# powers and congruences

• Oct 23rd 2009, 02:05 PM
jimmyjimmyjimmy
powers and congruences
Hi, I don't know how to do math code or anything to make it look good, but bear with me please.

Given integers a and m,
Suppose a^e == 1 mod m (where == is the congruence sign, ^ raises to a power)
Suppose e is the smallest positive integer for which this is true.
If u>0, show that a^u == 1 mod m if and only if e divides u.

It's easy to show that if e divides u, then a^u == 1 mod m.
I am having a hard time showing the other direction though.

One thing I think that might be useful in the proof is to multiply both sides of a^e == 1 mod m by a^(u-e) to obtain a^u == a^(u-e) mod m. If anyone has any hints, please let me know. Thanks.
• Oct 23rd 2009, 02:17 PM
tonio
Quote:

Originally Posted by jimmyjimmyjimmy
Hi, I don't know how to do math code or anything to make it look good, but bear with me please.

Given integers a and m,
Suppose a^e == 1 mod m (where == is the congruence sign, ^ raises to a power)
Suppose e is the smallest positive integer for which this is true.
If u>0, show that a^u == 1 mod m if and only if e divides u.

It's easy to show that if e divides u, then a^u == 1 mod m.
I am having a hard time showing the other direction though.

One thing I think that might be useful in the proof is to multiply both sides of a^e == 1 mod m by a^(u-e) to obtain a^u == a^(u-e) mod m. If anyone has any hints, please let me know. Thanks.

Hint: Euclidean algorithm. Divide u by e with residue: $\displaystyle u =xe + r\,,\,\,with\,\,\,r=0\,\,\,or\,\,\,|r|<e$

now raise a to the u=th power and use minimality of e...

Tonio
• Oct 23rd 2009, 02:23 PM
proscientia
I’m not sure if the Euclidean algorithm works here (but I could be wrong).

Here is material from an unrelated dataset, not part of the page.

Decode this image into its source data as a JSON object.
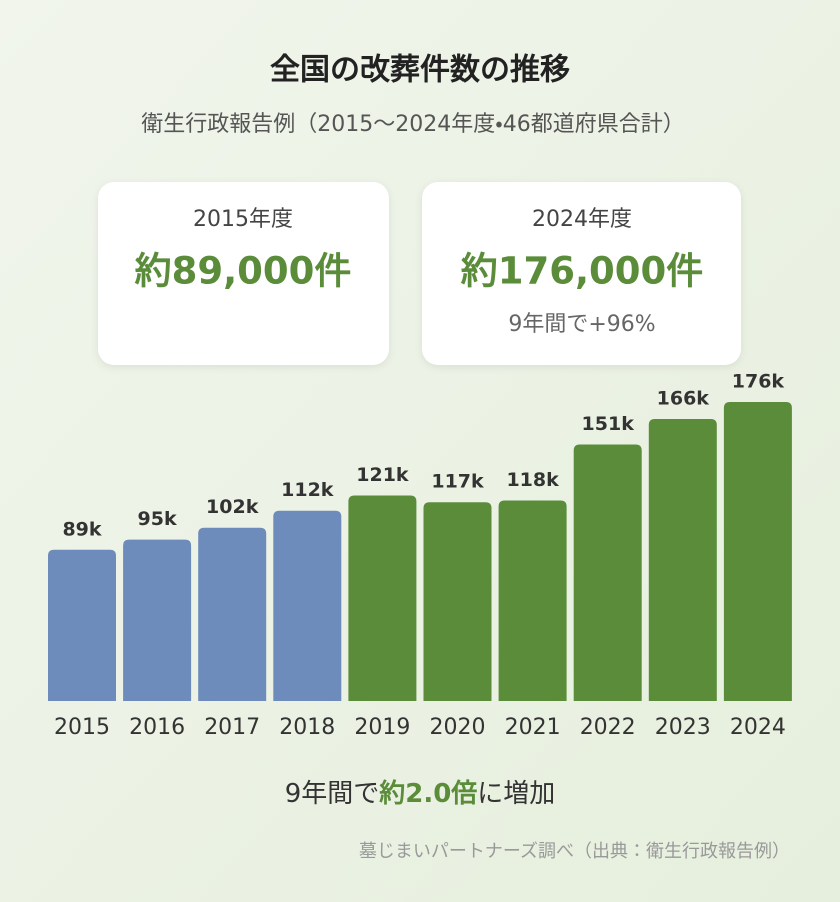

Do you know group theory? The problem is very simple if you consider the multiplicative group $\displaystyle \mathbb Z_m^\times$ of the units of the ring $\displaystyle \mathbb Z_m$ of integers modulo $\displaystyle m.$ Then if $\displaystyle e$ is the smallest positive integer such that $\displaystyle a^e\equiv1\pmod m,$ this means $\displaystyle a\in\mathbb Z_m^\times$ has order $\displaystyle e$ in $\displaystyle \mathbb Z_m^\times$ – and the rest is just group theory.
• Oct 23rd 2009, 04:14 PM
tonio
Quote:

Originally Posted by proscientia
I’m not sure if the Euclidean algorithm works here (but I could be wrong).

Do you know group theory? The problem is very simple if you consider the multiplicative group $\displaystyle \mathbb Z_m^\times$ of the units of the ring $\displaystyle \mathbb Z_m$ of integers modulo $\displaystyle m.$ Then if $\displaystyle e$ is the smallest positive integer such that $\displaystyle a^e\equiv1\pmod m,$ this means $\displaystyle a\in\mathbb Z_m^\times$ has order $\displaystyle e$ in $\displaystyle \mathbb Z_m^\times$ – and the rest is just group theory.

$\displaystyle u=xe+r \Longrightarrow 1=a^u=a^{xe+r}=\left(a^e\right)^xa^r=a^r \Longrightarrow r=0$ $\displaystyle by\,\,minimality\,\,of\,\,e\,\,\Longrightarrow e \mid u$ and we're done, and no group theory at all was needed.

Tonio